Larder's team has four jobs at the Winstons and Keiths prospects, both of which sit inside MRD's defined resource:
Characterise the clay so the underlying chemistry is fully understood
Test beneficiation, which is the step that strips out the waste and concentrates the good stuff before the main leach
Develop and optimise the leach itself, which is the chemical step that pulls the rare earths off the clay
Produce a clean batch of conditioned feed for the next stage of testwork
Get those right and MRD has a baseline the rest of the metallurgical pathway can build on, including the work flowing into the CRADA framework still being drafted with Lawrence Livermore National Laboratory in the US.
What MRD's Got That VTM Doesn't
Victory Metals (ASX: VTM) is the closest comparable project on the ASX. Same clay-hosted, heavy-loaded deposit style, same WA jurisdiction.
VTM has been at North Stanmore since 2022 and they’re well into pre-feasibility work, with strategic partners on the books. That’s most of why they trade at around $180 million and MRD trades at $36 million.
MRD isn’t trying to leapfrog VTM. The work happening at Grass Patch right now is the same work VTM was doing a couple of years back, and the comparison only gets interesting if you ask what MRD has that VTM hasn’t.
Two things stand out.
The first is gallium. VTM’s resource carries heavy rare earths and scandium. MRD’s carries all of that plus gallium, the only critical mineral in the basket VTM doesn’t have on its books.
The second is the CRADA framework still being drafted with Lawrence Livermore National Laboratory. We’re not aware of any other ASX rare earth junior with that kind of US lab partnership in flight.
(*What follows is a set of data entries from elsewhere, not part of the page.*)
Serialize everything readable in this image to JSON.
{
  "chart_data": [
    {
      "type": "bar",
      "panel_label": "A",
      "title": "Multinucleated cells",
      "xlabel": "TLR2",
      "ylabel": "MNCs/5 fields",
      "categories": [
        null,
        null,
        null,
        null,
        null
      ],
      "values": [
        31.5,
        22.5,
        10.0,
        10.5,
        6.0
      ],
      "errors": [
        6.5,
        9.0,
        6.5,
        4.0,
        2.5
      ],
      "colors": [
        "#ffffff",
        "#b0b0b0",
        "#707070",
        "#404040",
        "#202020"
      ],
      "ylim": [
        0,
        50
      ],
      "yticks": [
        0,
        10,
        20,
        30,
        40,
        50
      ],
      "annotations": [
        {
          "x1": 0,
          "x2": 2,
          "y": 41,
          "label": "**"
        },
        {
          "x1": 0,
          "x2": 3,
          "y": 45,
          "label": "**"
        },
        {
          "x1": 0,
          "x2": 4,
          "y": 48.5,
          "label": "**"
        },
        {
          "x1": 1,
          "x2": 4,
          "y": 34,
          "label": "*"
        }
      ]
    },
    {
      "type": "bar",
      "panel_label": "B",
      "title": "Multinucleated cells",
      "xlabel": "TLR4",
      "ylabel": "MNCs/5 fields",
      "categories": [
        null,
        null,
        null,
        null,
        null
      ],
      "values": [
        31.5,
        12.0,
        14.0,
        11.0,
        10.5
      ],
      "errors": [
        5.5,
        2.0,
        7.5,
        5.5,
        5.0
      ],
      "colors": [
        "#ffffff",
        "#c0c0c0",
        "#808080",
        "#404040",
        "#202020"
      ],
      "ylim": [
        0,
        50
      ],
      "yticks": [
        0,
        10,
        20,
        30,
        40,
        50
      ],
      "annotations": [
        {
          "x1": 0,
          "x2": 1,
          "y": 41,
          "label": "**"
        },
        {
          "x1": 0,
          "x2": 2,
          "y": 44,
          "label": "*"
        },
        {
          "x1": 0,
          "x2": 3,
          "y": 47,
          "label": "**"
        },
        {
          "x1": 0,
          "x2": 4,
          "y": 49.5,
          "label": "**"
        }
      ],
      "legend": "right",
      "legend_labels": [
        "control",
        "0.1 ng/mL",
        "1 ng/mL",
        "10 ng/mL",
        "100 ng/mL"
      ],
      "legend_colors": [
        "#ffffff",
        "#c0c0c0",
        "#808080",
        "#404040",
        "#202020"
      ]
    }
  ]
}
Once it’s signed, it opens up US government funding pathways most juniors at this stage don’t have access to.
Phase 1 is the program that starts building MRD’s technical case toward the kind of dataset VTM has already put together.
The valuation gap is what it is. The question worth watching is how fast MRD closes it.
“This new phase of test work sets the foundation for everything that follows from a processing standpoint.”
Allister Caird - Managing Director & CEO of MRD
What Comes Next
Phase 1 results are the first deliverable from here. After that, the focus widens to the rest of the development pathway.
The re-assay of historical pulps at Grass Patch should flow into a resource upgrade, partnership agreements are still to be finalised, and a more advanced stage of met work will follow on from this Phase 1 baseline.
Met work is also where junior rare earth projects get validated or quietly fade. Lab recoveries don’t always translate to bulk material, and reagent costs can swing the economics.
We added MRD to the portfolio in March. Phase 1 is the next major test of the case we wrote up at the time.